For more information, see the Practice Management Institute website.
LOCATION INFORMATION: Rapid City, South Dakota
Rapid City is situated in Pennington County, South Dakota. It has a population of over 65,491, which has grown by 9.9% over the last ten years. The cost of living index in Rapid City, 84, is well below the national average. New single-family homes in Rapid City are priced at $147,700 on average, which is near the state average. In 2008, one hundred ninety-eight new homes were constructed in Rapid City, down from two hundred fifty-three the previous year.
The three big industries for women in Rapid City are health care, educational services, and accommodation and food services. For men, it is construction, accommodation and food services, and public administration. The average commute to work is about 16 minutes. More than 26.7% of Rapid City residents have a bachelor's degree, which is higher than the state average. The percentage of residents with a graduate degree, 8.8%, is higher than the state average.

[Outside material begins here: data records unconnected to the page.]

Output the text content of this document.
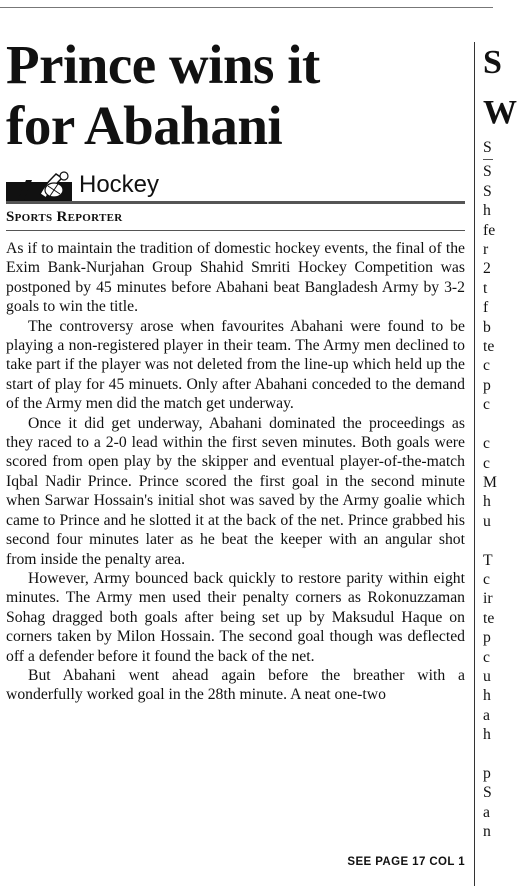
Prince wins it
for Abahani
Hockey
Sports Reporter

As if to maintain the tradition of domestic hockey events, the final of the Exim Bank-Nurjahan Group Shahid Smriti Hockey Competition was postponed by 45 minutes before Abahani beat Bangladesh Army by 3-2 goals to win the title.

The controversy arose when favourites Abahani were found to be playing a non-registered player in their team. The Army men declined to take part if the player was not deleted from the line-up which held up the start of play for 45 minuets. Only after Abahani conceded to the demand of the Army men did the match get underway.

Once it did get underway, Abahani dominated the proceedings as they raced to a 2-0 lead within the first seven minutes. Both goals were scored from open play by the skipper and eventual player-of-the-match Iqbal Nadir Prince. Prince scored the first goal in the second minute when Sarwar Hossain's initial shot was saved by the Army goalie which came to Prince and he slotted it at the back of the net. Prince grabbed his second four minutes later as he beat the keeper with an angular shot from inside the penalty area.

However, Army bounced back quickly to restore parity within eight minutes. The Army men used their penalty corners as Rokonuzzaman Sohag dragged both goals after being set up by Maksudul Haque on corners taken by Milon Hossain. The second goal though was deflected off a defender before it found the back of the net.

But Abahani went ahead again before the breather with a wonderfully worked goal in the 28th minute. A neat one-two

SEE PAGE 17 COL 1
S
W
S
S
S
h
fe
r
2
t
f
b
te
c
p
c

c
c
M
h
u

T
c
ir
te
p
c
u
h
a
h

p
S
a
n
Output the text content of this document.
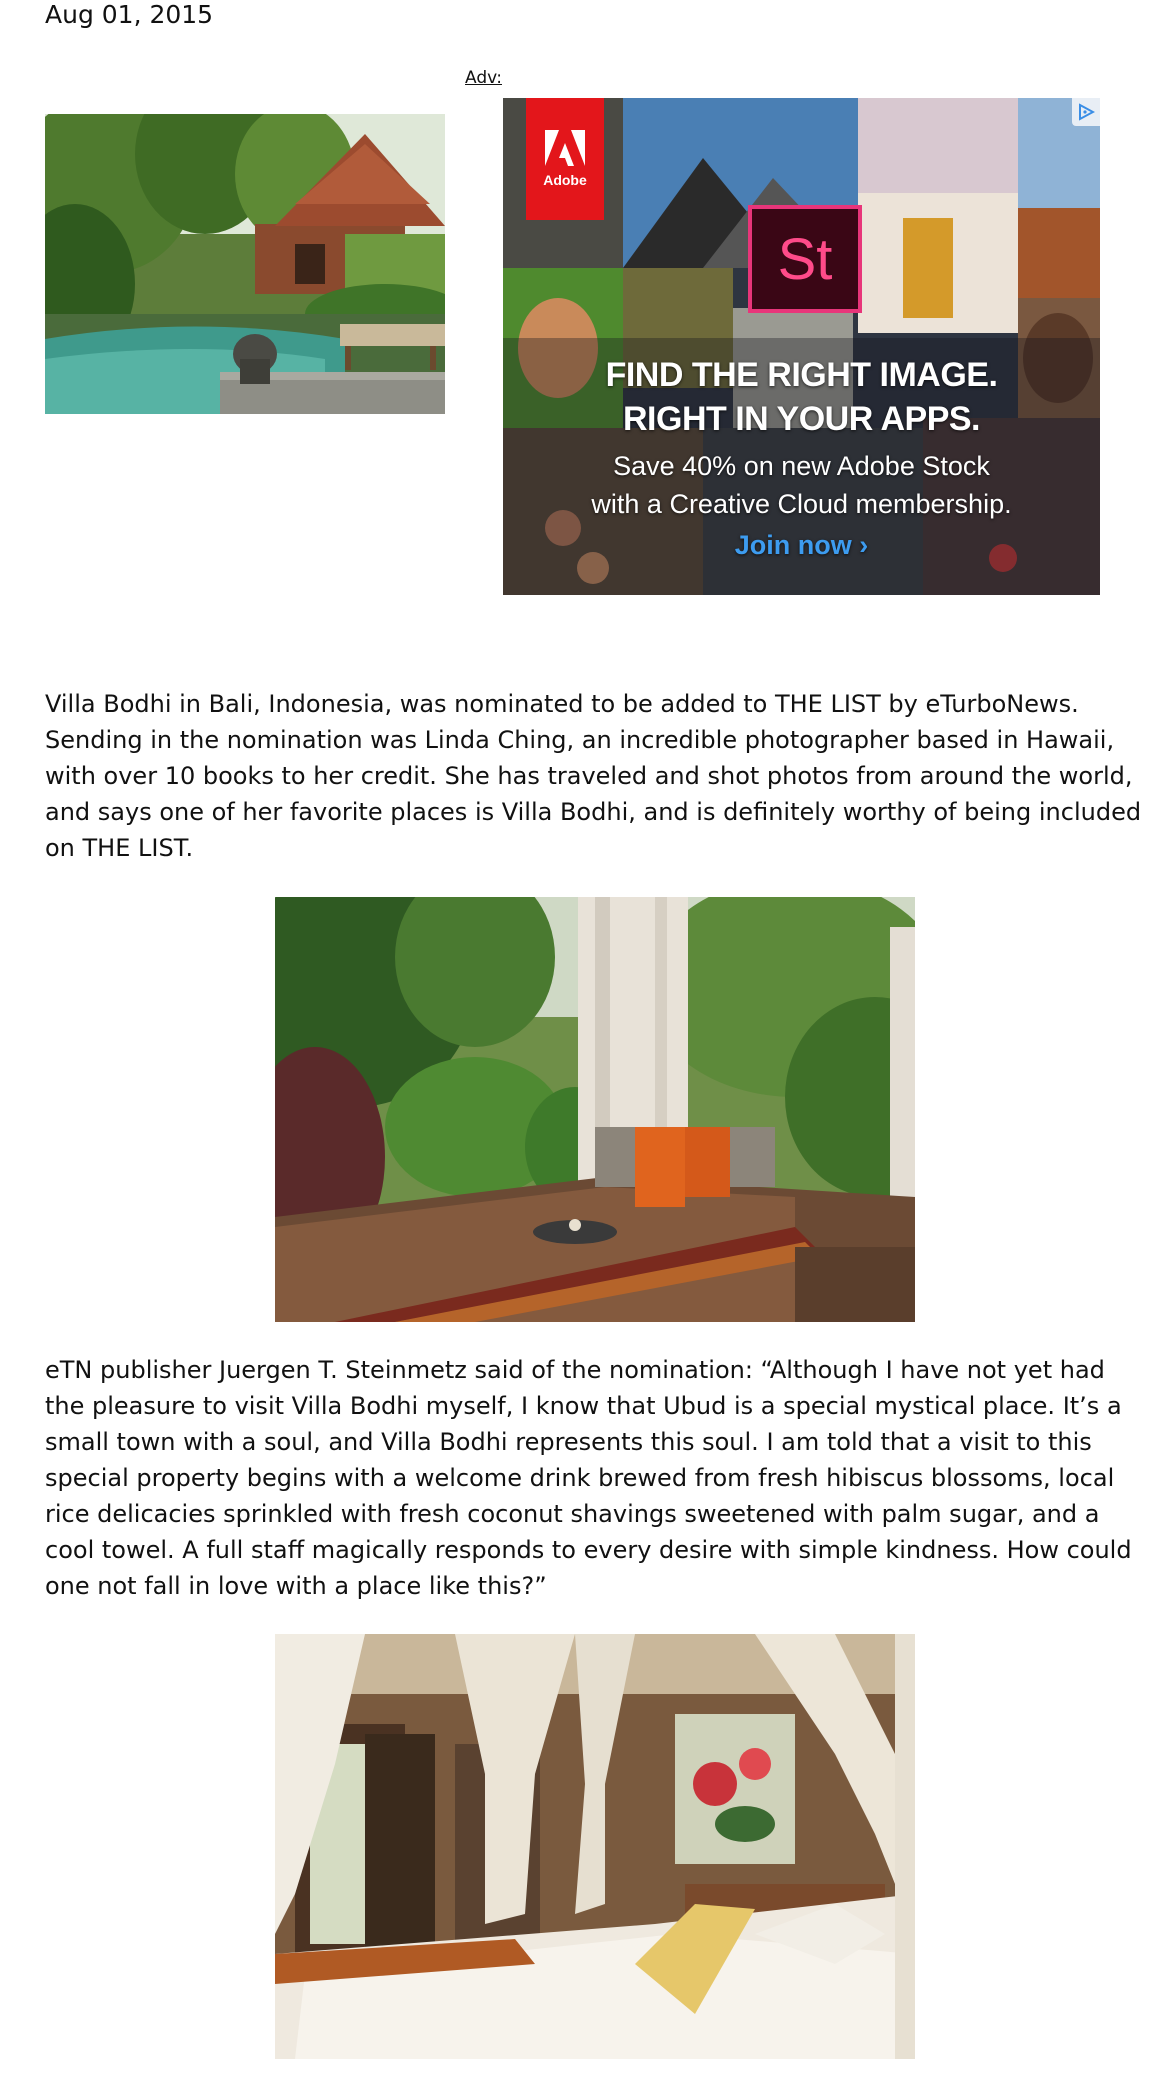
Aug 01, 2015
Adv:
Adobe
St
FIND THE RIGHT IMAGE.
RIGHT IN YOUR APPS.
Save 40% on new Adobe Stock
with a Creative Cloud membership.
Join now ›

Villa Bodhi in Bali, Indonesia, was nominated to be added to THE LIST by eTurboNews. Sending in the nomination was Linda Ching, an incredible photographer based in Hawaii, with over 10 books to her credit. She has traveled and shot photos from around the world, and says one of her favorite places is Villa Bodhi, and is definitely worthy of being included on THE LIST.

eTN publisher Juergen T. Steinmetz said of the nomination: “Although I have not yet had the pleasure to visit Villa Bodhi myself, I know that Ubud is a special mystical place. It’s a small town with a soul, and Villa Bodhi represents this soul. I am told that a visit to this special property begins with a welcome drink brewed from fresh hibiscus blossoms, local rice delicacies sprinkled with fresh coconut shavings sweetened with palm sugar, and a cool towel. A full staff magically responds to every desire with simple kindness. How could one not fall in love with a place like this?”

The unemployment rate in Rapid City is 5.7%, which is greater than South Dakota's average of 4.5%.
The percentage of Rapid City residents that are affiliated with a religious congregation, 62.8%, is more than the national average but less than the state average. The most common religious groups are the Catholic Church, the Evangelical Lutheran Church in America and the Lutheran Church.
Rapid City is home to the Lazy J RV Park and Campground and the Pioneer Museum as well as College Park and Dinosaur Park. Shopping malls in the area include Haines Station Shopping Center, Baken Park Shopping Center and Baken Park Shopping Center. Visitors to Rapid City can choose from Lazy U Motel, Stardust Motel and Motel Town House for temporary stays in the area.